I work predominantly with young mothers. It’s incredibly important for me to recognise the signs of domestic abuse and to know how to best respond when a disclosure is made - I’d estimate that just over a third of the young people I work with are survivors of domestic abuse. I knew a little about domestic and sexual violence before I joined the London Champions programme but I was unaware of the scale of the problem.
Becoming a champion involved attending three full days of training around domestic abuse. For me, becoming a champion also involved taking the lead on this area within my service. Once you become a champion, you also become part of a wider network of individuals who have received the same training and have the opportunity to meet up at quarterly networking events.
One of the main takeaways for me is that domestic abuse can affect anyone, regardless of age, gender, sexuality, religion or profession.
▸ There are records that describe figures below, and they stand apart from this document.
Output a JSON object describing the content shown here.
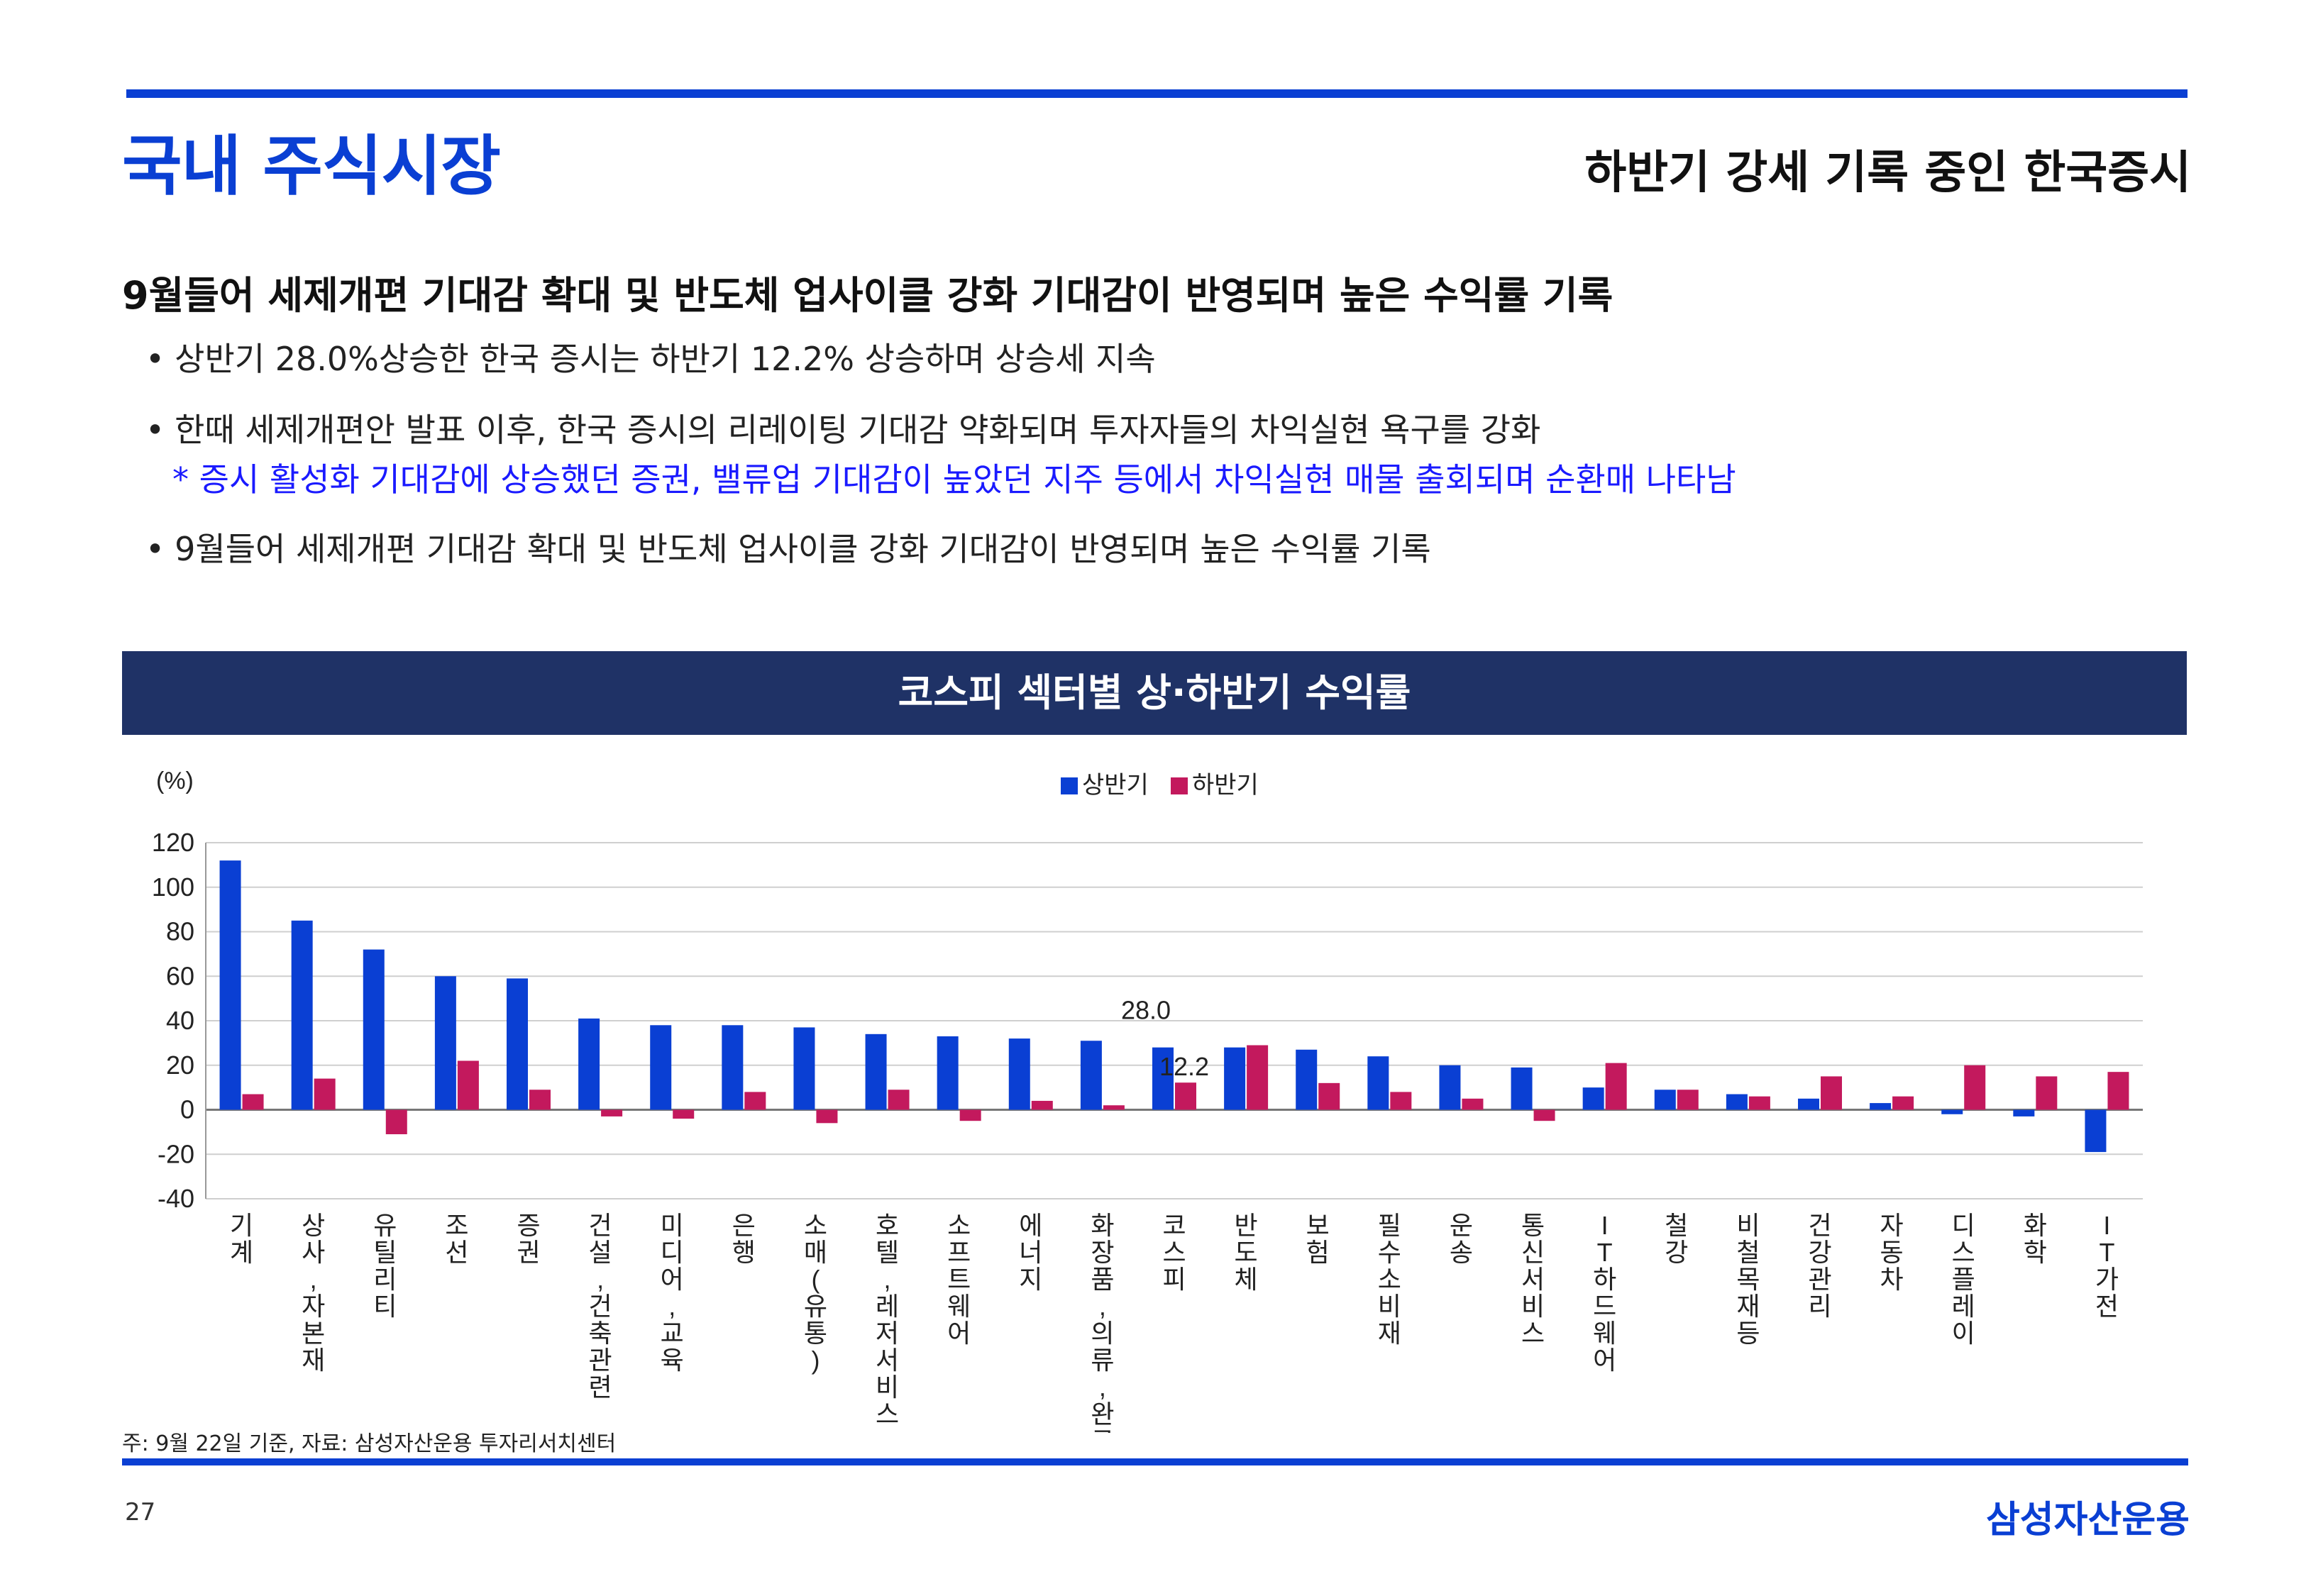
{
  "header": {
    "title": "국내 주식시장",
    "subtitle": "하반기 강세 기록 중인 한국증시"
  },
  "body": {
    "headline": "9월들어 세제개편 기대감 확대 및 반도체 업사이클 강화 기대감이 반영되며 높은 수익률 기록",
    "bullet_char": "•",
    "bullets": [
      "상반기 28.0%상승한 한국 증시는 하반기 12.2% 상승하며 상승세 지속",
      "한때 세제개편안 발표 이후, 한국 증시의 리레이팅 기대감 약화되며 투자자들의 차익실현 욕구를 강화",
      "9월들어 세제개편 기대감 확대 및 반도체 업사이클 강화 기대감이 반영되며 높은 수익률 기록"
    ],
    "note": "* 증시 활성화 기대감에 상승했던 증권, 밸류업 기대감이 높았던 지주 등에서 차익실현 매물 출회되며 순환매 나타남"
  },
  "chart_banner": "코스피 섹터별 상·하반기 수익률",
  "chart_data": {
    "type": "bar",
    "title": "코스피 섹터별 상·하반기 수익률",
    "ylabel": "(%)",
    "xlabel": "",
    "ylim": [
      -40,
      120
    ],
    "yticks": [
      120,
      100,
      80,
      60,
      40,
      20,
      0,
      -20,
      -40
    ],
    "grid": true,
    "legend_position": "top-center",
    "categories": [
      "기계",
      "상사,자본재",
      "유틸리티",
      "조선",
      "증권",
      "건설,건축관련",
      "미디어,교육",
      "은행",
      "소매(유통)",
      "호텔,레저서비스",
      "소프트웨어",
      "에너지",
      "화장품,의류,완구",
      "코스피",
      "반도체",
      "보험",
      "필수소비재",
      "운송",
      "통신서비스",
      "IT하드웨어",
      "철강",
      "비철목재등",
      "건강관리",
      "자동차",
      "디스플레이",
      "화학",
      "IT가전"
    ],
    "series": [
      {
        "name": "상반기",
        "color": "#0a3fd3",
        "values": [
          112,
          85,
          72,
          60,
          59,
          41,
          38,
          38,
          37,
          34,
          33,
          32,
          31,
          28.0,
          28,
          27,
          24,
          20,
          19,
          10,
          9,
          7,
          5,
          3,
          -2,
          -3,
          -19
        ]
      },
      {
        "name": "하반기",
        "color": "#c3195d",
        "values": [
          7,
          14,
          -11,
          22,
          9,
          -3,
          -4,
          8,
          -6,
          9,
          -5,
          4,
          2,
          12.2,
          29,
          12,
          8,
          5,
          -5,
          21,
          9,
          6,
          15,
          6,
          20,
          15,
          17
        ]
      }
    ],
    "annotations": [
      {
        "category": "코스피",
        "series": "상반기",
        "label": "28.0"
      },
      {
        "category": "코스피",
        "series": "하반기",
        "label": "12.2"
      }
    ]
  },
  "footnote": "주: 9월 22일 기준, 자료: 삼성자산운용 투자리서치센터",
  "footer": {
    "page_number": "27",
    "brand": "삼성자산운용"
  }
}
We discussed in detail the reasons why it might be difficult for a survivor to seek help or to leave and this has helped me to have a far better understanding of why some of the young people I work with have stayed in abusive relationships.
Becoming a Solace Champion has given me so much more confidence when faced with disclosures. I’ve been given practical tools to use with clients to help them to explore what makes a relationship healthy or unhealthy. These tools make talking about domestic abuse so much easier and I see myself using them a lot in my current role.
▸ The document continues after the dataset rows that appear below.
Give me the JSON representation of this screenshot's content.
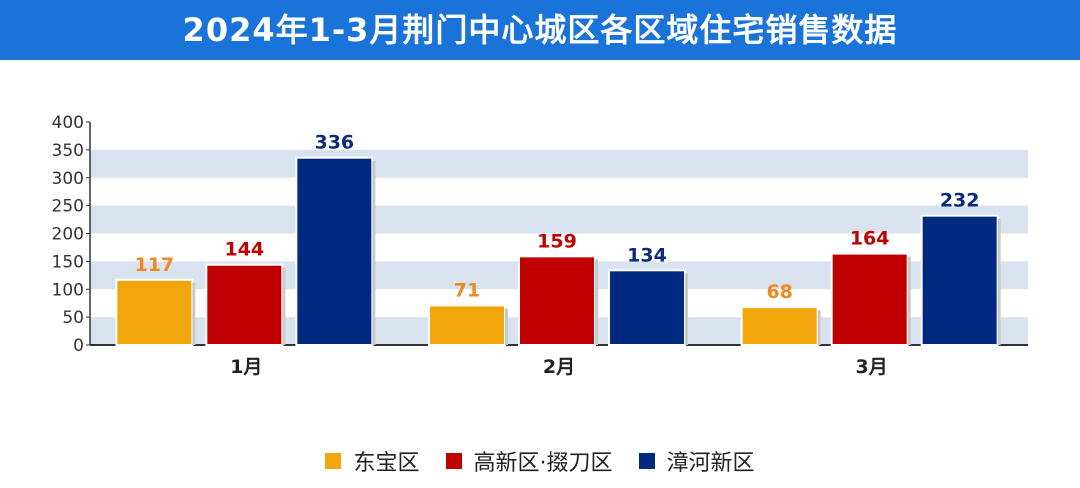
{
  "title": "2024年1-3月荆门中心城区各区域住宅销售数据",
  "colors": {
    "title_bg": "#1a73d9",
    "stripe": "#d9e3ef",
    "axis": "#333333",
    "series": [
      "#f2a60c",
      "#c00000",
      "#002a80"
    ],
    "label": [
      "#f0891f",
      "#c00000",
      "#0b2a7a"
    ]
  },
  "chart_data": {
    "type": "bar",
    "categories": [
      "1月",
      "2月",
      "3月"
    ],
    "series": [
      {
        "name": "东宝区",
        "values": [
          117,
          71,
          68
        ]
      },
      {
        "name": "高新区·掇刀区",
        "values": [
          144,
          159,
          164
        ]
      },
      {
        "name": "漳河新区",
        "values": [
          336,
          134,
          232
        ]
      }
    ],
    "ylim": [
      0,
      400
    ],
    "yticks": [
      0,
      50,
      100,
      150,
      200,
      250,
      300,
      350,
      400
    ],
    "grid": "horizontal bands",
    "legend_position": "bottom"
  }
}
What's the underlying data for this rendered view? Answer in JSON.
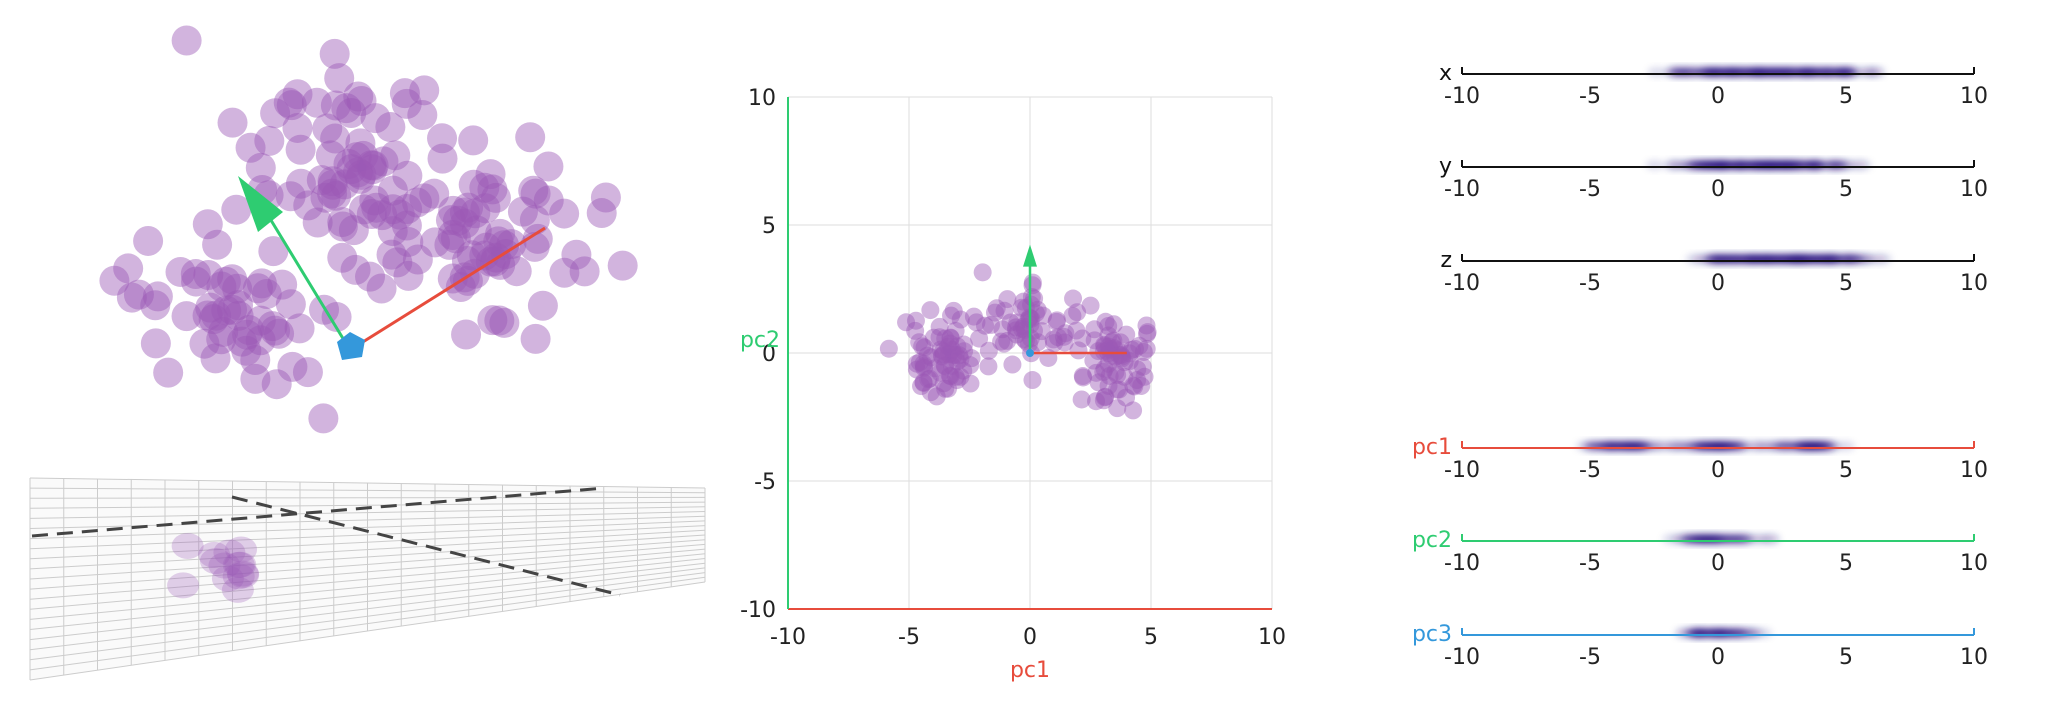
{
  "colors": {
    "point": "#9b59b6",
    "pc1": "#e74c3c",
    "pc2": "#2ecc71",
    "pc3": "#3498db",
    "axis": "#111111",
    "grid": "#dddddd",
    "density": "#1a0a7a"
  },
  "chart_data": [
    {
      "type": "scatter",
      "description_3d": "pca-3d-view",
      "dimensions": [
        "x",
        "y",
        "z"
      ],
      "mean": [
        1.9,
        1.6,
        2.5
      ],
      "clusters": [
        {
          "center": [
            -0.2,
            0.2,
            0.9
          ],
          "count": 60
        },
        {
          "center": [
            1.8,
            3.4,
            2.2
          ],
          "count": 70
        },
        {
          "center": [
            3.8,
            1.4,
            4.3
          ],
          "count": 70
        }
      ],
      "arrows": [
        {
          "name": "pc1",
          "color": "#e74c3c"
        },
        {
          "name": "pc2",
          "color": "#2ecc71"
        }
      ]
    },
    {
      "type": "scatter",
      "xlabel": "pc1",
      "ylabel": "pc2",
      "xlim": [
        -10,
        10
      ],
      "ylim": [
        -10,
        10
      ],
      "xticks": [
        "-10",
        "-5",
        "0",
        "5",
        "10"
      ],
      "yticks": [
        "-10",
        "-5",
        "0",
        "5",
        "10"
      ],
      "grid": true,
      "clusters": [
        {
          "center": [
            -3.6,
            -0.2
          ],
          "spread": [
            0.9,
            0.7
          ],
          "count": 70
        },
        {
          "center": [
            0.0,
            1.0
          ],
          "spread": [
            1.1,
            0.7
          ],
          "count": 60
        },
        {
          "center": [
            3.4,
            -0.3
          ],
          "spread": [
            0.9,
            0.8
          ],
          "count": 70
        }
      ],
      "arrows": [
        {
          "name": "pc1",
          "x": 4.0,
          "y": 0.0
        },
        {
          "name": "pc2",
          "x": 0.0,
          "y": 4.0
        }
      ]
    },
    {
      "type": "area",
      "axis_range": [
        -10,
        10
      ],
      "ticks": [
        "-10",
        "-5",
        "0",
        "5",
        "10"
      ],
      "strips": [
        {
          "label": "x",
          "color": "#111111",
          "clusters": [
            -0.1,
            1.9,
            3.8
          ],
          "spread": 1.0
        },
        {
          "label": "y",
          "color": "#111111",
          "clusters": [
            0.0,
            1.7,
            3.4
          ],
          "spread": 0.9
        },
        {
          "label": "z",
          "color": "#111111",
          "clusters": [
            0.9,
            2.5,
            4.3
          ],
          "spread": 0.9
        },
        {
          "label": "pc1",
          "color": "#e74c3c",
          "clusters": [
            -3.6,
            0.0,
            3.4
          ],
          "spread": 0.7
        },
        {
          "label": "pc2",
          "color": "#2ecc71",
          "clusters": [
            0.0
          ],
          "spread": 0.9
        },
        {
          "label": "pc3",
          "color": "#3498db",
          "clusters": [
            0.0
          ],
          "spread": 0.7
        }
      ]
    }
  ]
}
The Network events are always interesting. They’re a great way to further your knowledge and to stay in touch with colleagues across the sector who have a similar interest in providing clients with consistent and high-quality support, information and advice around domestic abuse. Most recently I attended a Network event that focused on the psychological impact of rape and sexual assault on survivors.
If you do a frontline role, you will undoubtedly work with people who have experienced, or are at risk of experiencing, domestic abuse. It’s therefore essential that you know how to help survivors. The training is also extremely interesting – I’d thoroughly recommend it.